Job

"[F]rom all the evidence that can be collected the book of Job does not belong to the Bible. I have seen the opinion of two Hebrew commentators, Abenezra and Spinoza, upon this subject; they both say that the book of Job carries no internal evidence of being an Hebrew book; that the genius of the composition, and the drama of the piece, are not Hebrew; that it has been translated from another language into Hebrew, and that the author of the book was a Gentile; that the character represented under the name of Satan (which is the first and only time this name is mentioned in the Bible) does not correspond to any Hebrew idea; and that the two convocations which the Deity is supposed to have made of those whom the poem calls sons of God, and the familiarity which this supposed Satan is stated to have with the Deity, are in the same case.
-- Thomas Paine "The Age of Reason" (1795)
[In a later work Paine notes that in "the Bible" (by which he always means the Old Testament alone) the word Satan occurs also in 1 Chron. xxi. 1, and remarks that the action there ascribed to Satan is in 2 Sam. xxiv. 1, attributed to Jehovah ("Essay on Dreams"). In these places, however, and in Ps. cix. 6, Satan means "adversary," and is so translated (A.S. version) in 2 Sam. xix. 22, and 1 Kings v. 4, xi. 25. As a proper name, with the article, Satan appears in the Old Testament only in Job and in Zech. iii. 1, 2. But the authenticity of the passage in Zechariah has been questioned, and it may be that in finding the proper name of Satan in Job alone, Paine was following some opinion met with in one of the authorities whose comments are condensed in his paragraph. -- Editor.]

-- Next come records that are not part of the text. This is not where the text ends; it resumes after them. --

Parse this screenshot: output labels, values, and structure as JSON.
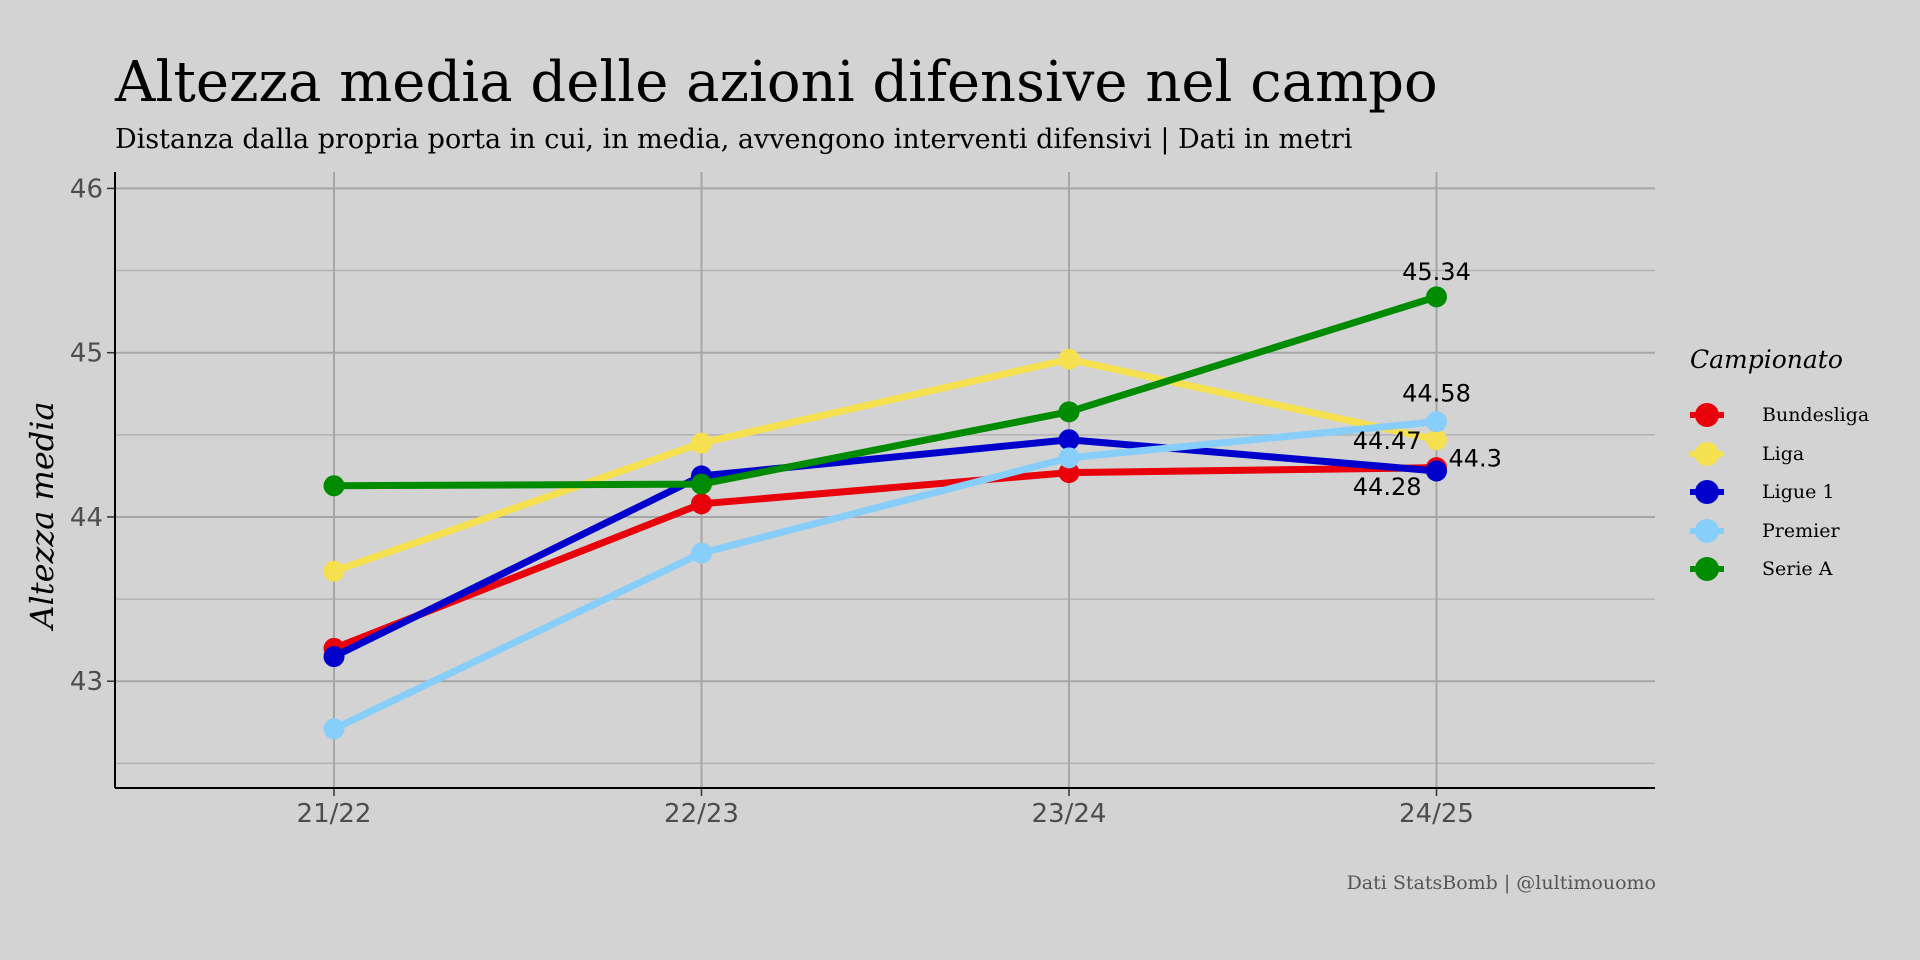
{
  "chart_data": {
    "type": "line",
    "title": "Altezza media delle azioni difensive nel campo",
    "subtitle": "Distanza dalla propria porta in cui, in media, avvengono interventi difensivi | Dati in metri",
    "xlabel": "",
    "ylabel": "Altezza media",
    "caption": "Dati StatsBomb | @lultimouomo",
    "categories": [
      "21/22",
      "22/23",
      "23/24",
      "24/25"
    ],
    "ylim": [
      42.35,
      46.1
    ],
    "yticks": [
      "43",
      "44",
      "45",
      "46"
    ],
    "grid": true,
    "legend_title": "Campionato",
    "legend_position": "right",
    "series": [
      {
        "name": "Bundesliga",
        "color": "#e8000b",
        "values": [
          43.2,
          44.08,
          44.27,
          44.3
        ]
      },
      {
        "name": "Liga",
        "color": "#f5e04f",
        "values": [
          43.67,
          44.45,
          44.96,
          44.47
        ]
      },
      {
        "name": "Ligue 1",
        "color": "#0000cc",
        "values": [
          43.15,
          44.25,
          44.47,
          44.28
        ]
      },
      {
        "name": "Premier",
        "color": "#87cefa",
        "values": [
          42.71,
          43.78,
          44.36,
          44.58
        ]
      },
      {
        "name": "Serie A",
        "color": "#008b00",
        "values": [
          44.19,
          44.2,
          44.64,
          45.34
        ]
      }
    ],
    "annotations": [
      {
        "text": "45.34",
        "series": "Serie A",
        "category": "24/25"
      },
      {
        "text": "44.58",
        "series": "Premier",
        "category": "24/25"
      },
      {
        "text": "44.47",
        "series": "Liga",
        "category": "24/25"
      },
      {
        "text": "44.3",
        "series": "Bundesliga",
        "category": "24/25"
      },
      {
        "text": "44.28",
        "series": "Ligue 1",
        "category": "24/25"
      }
    ]
  }
}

Note the numerous references to astronomical constellations.

Job 9:9 "He is the Maker of the Bear and Orion,
the Pleiades and the constellations of the south."

Job 38:31-33 "Can you bind the beautiful Pleiades?
Can you loose the cords of Orion?
Can you bring forth the constellations in their seasons
or lead out the Bear with its cubs?
Do you know the laws of the heavens?"

The constellation in conjunction with Virgo, now known as Bootes, was in ancient times called Arcturus (the foster father). He is represented as holding in leash two hunting dogs and driving Ursa Major, the Great Bear, around the north pole. This suggests that the original occupation of the celestial foster father of the Sun God was that of a bear driver, whose sons (Job 38:2) are the dogs Asterion and Chara.